De Carantec à l’Aberwrac’h par le Détroit de Magellan, le Pacifique, l’Océan Indien et l’Atlantique 1936-1938

Cet article est extrait du site “Histoire maritime de Bretagne Nord”

Le 20 juillet 1939, Louis Bernicot est interviewé par le journaliste Charles Léger de la Dépêche de Brest  à bord d’Anahita le long de la cale de l’Aberwrac’h
Le 20 juillet 1939, Louis Bernicot est interviewé par le journaliste Charles Léger de la Dépêche de Brest à bord d’Anahita le long de la cale de l’Aberwrac’h 

Simplement, sans bruit, comme il était parti de Carantec le 22 aout 1936, le côtre l’Anahita  est arrivé avant-hier à l’Aberwrac’h. Entre-temps son propriétaire, le capitaine au long-cours Louis Bernicot, le manœuvrant seul, lui a fait franchir l’Atlantique, le Pacifique et l’Océan Indien.

Le voici sagement amarré au long de la cale. Les compatriotes du capitaine originaire de l’Aberwrac’h, s’étaient juré de lui faire fête dès sa venue au pays. mais cela ne cadre guère avec sa modestie. et hier soir, seuls, le feu de la tour carrée de Lanvaon et les grands bras éblouissants du phare de l’île Vierge illuminaient la haute mâture de l’Anahita. C’était mieux ainsi au gré de M. Louis Bernicot  qui avait eu le temps de serrer les mains chaleureuses de ses anciens amis.

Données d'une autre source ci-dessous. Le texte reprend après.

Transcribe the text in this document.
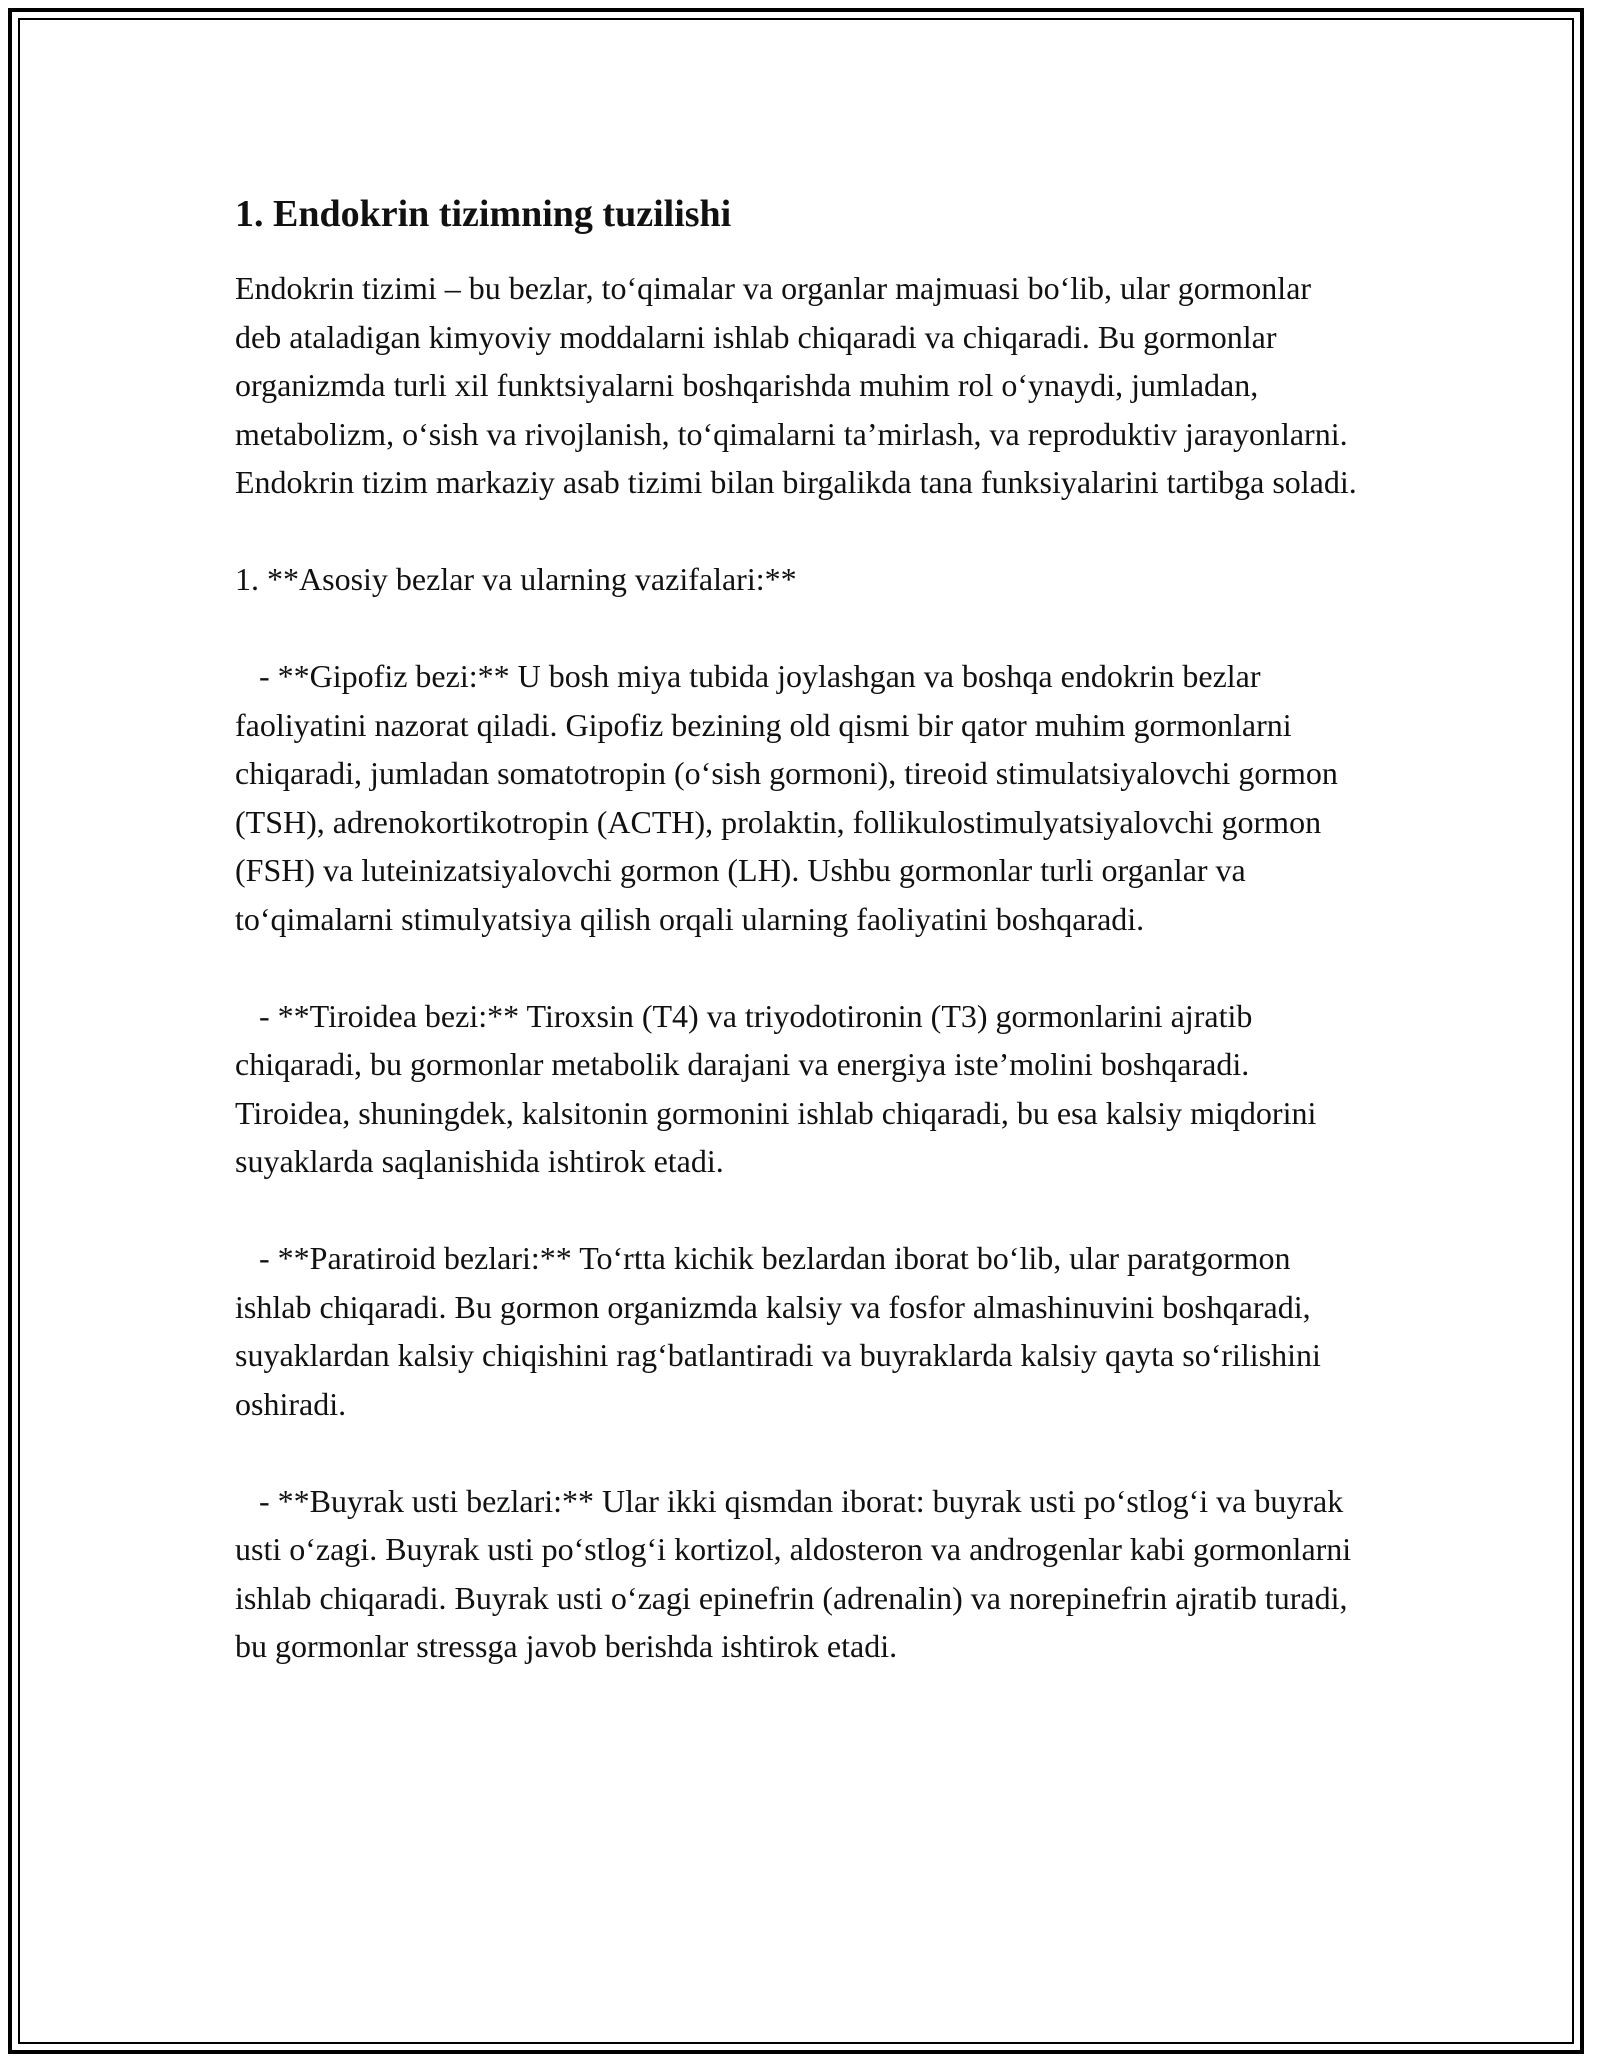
1. Endokrin tizimning tuzilishi

Endokrin tizimi – bu bezlar, to‘qimalar va organlar majmuasi bo‘lib, ular gormonlar deb ataladigan kimyoviy moddalarni ishlab chiqaradi va chiqaradi. Bu gormonlar organizmda turli xil funktsiyalarni boshqarishda muhim rol o‘ynaydi, jumladan, metabolizm, o‘sish va rivojlanish, to‘qimalarni ta’mirlash, va reproduktiv jarayonlarni. Endokrin tizim markaziy asab tizimi bilan birgalikda tana funksiyalarini tartibga soladi.

1. **Asosiy bezlar va ularning vazifalari:**

- **Gipofiz bezi:** U bosh miya tubida joylashgan va boshqa endokrin bezlar faoliyatini nazorat qiladi. Gipofiz bezining old qismi bir qator muhim gormonlarni chiqaradi, jumladan somatotropin (o‘sish gormoni), tireoid stimulatsiyalovchi gormon (TSH), adrenokortikotropin (ACTH), prolaktin, follikulostimulyatsiyalovchi gormon (FSH) va luteinizatsiyalovchi gormon (LH). Ushbu gormonlar turli organlar va to‘qimalarni stimulyatsiya qilish orqali ularning faoliyatini boshqaradi.

- **Tiroidea bezi:** Tiroxsin (T4) va triyodotironin (T3) gormonlarini ajratib chiqaradi, bu gormonlar metabolik darajani va energiya iste’molini boshqaradi. Tiroidea, shuningdek, kalsitonin gormonini ishlab chiqaradi, bu esa kalsiy miqdorini suyaklarda saqlanishida ishtirok etadi.

- **Paratiroid bezlari:** To‘rtta kichik bezlardan iborat bo‘lib, ular paratgormon ishlab chiqaradi. Bu gormon organizmda kalsiy va fosfor almashinuvini boshqaradi, suyaklardan kalsiy chiqishini rag‘batlantiradi va buyraklarda kalsiy qayta so‘rilishini oshiradi.

- **Buyrak usti bezlari:** Ular ikki qismdan iborat: buyrak usti po‘stlog‘i va buyrak usti o‘zagi. Buyrak usti po‘stlog‘i kortizol, aldosteron va androgenlar kabi gormonlarni ishlab chiqaradi. Buyrak usti o‘zagi epinefrin (adrenalin) va norepinefrin ajratib turadi, bu gormonlar stressga javob berishda ishtirok etadi.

Finement mais robustement construit, le cotre a une longueur totale de 12m 50, une largeur de 3 m 40, un tirant d’eau maximum de 1m 70 ; gréé en marconi, il a65 mètres carrés de surface de voilure. la marée basse le présente comme une véritable coquille de noix. Et l’on s’effare en songeant que c’est là-dessus qu’un homme a accompli le tour du monde sans vouloir éviter les passages les plus redoutés des navigateurs.

Voici précisément le capitaine sur le pont, surveillant l’échouage. Rien du colosse, ni par la taille ni par la carrure, mais d’une sveltesse nerveuse et musclée. d’un œil calme mais vif, il nous observe.

Nous nous présentons. sous une moustache soigneusement taillée, un bon sourire nous accueille. les traits volontaires s’éclairent dans un visage hâlé. M. Louis Bernicot veut bien se prêter à l’interview.   

L’Anahita sous voiles, la grand-voile est de bonne surface  (photo Dépêche de Brest)
L’Anahita sous voiles, la grand-voile est de bonne surface (photo Dépêche de Brest) 

L’extraordinaire voyage

A grands traits il nous retrace son périple. Le 22 août 1936 il quitte Carantec pour Madère où il demeure du 6 au 8 septembre, puis fait voile sur Mar Del Plata (Argentine) ; Il y arrive le 12 décembre pour en repartir le 23. C’est bien vainement qu’on avait tenté de le retenir pour les fêtes de Noël. On lui représentait cependant que la mer était mauvaise et pour le convaincre de sa violence en ces parages, on lui fit voir deux navires coulés malgré l’abri d’énormes jetées.

en effet il trouve au large un vent tempétueux, une mer désordonnée, un ciel continuellement sillonné d’éclairs. Il fit route sur le détroit de Magellan où il entre le 16 janvier pour en sortir le 29 après trois jours de mouillage à Ponte Delgada et Trois jours à Punta Arenas.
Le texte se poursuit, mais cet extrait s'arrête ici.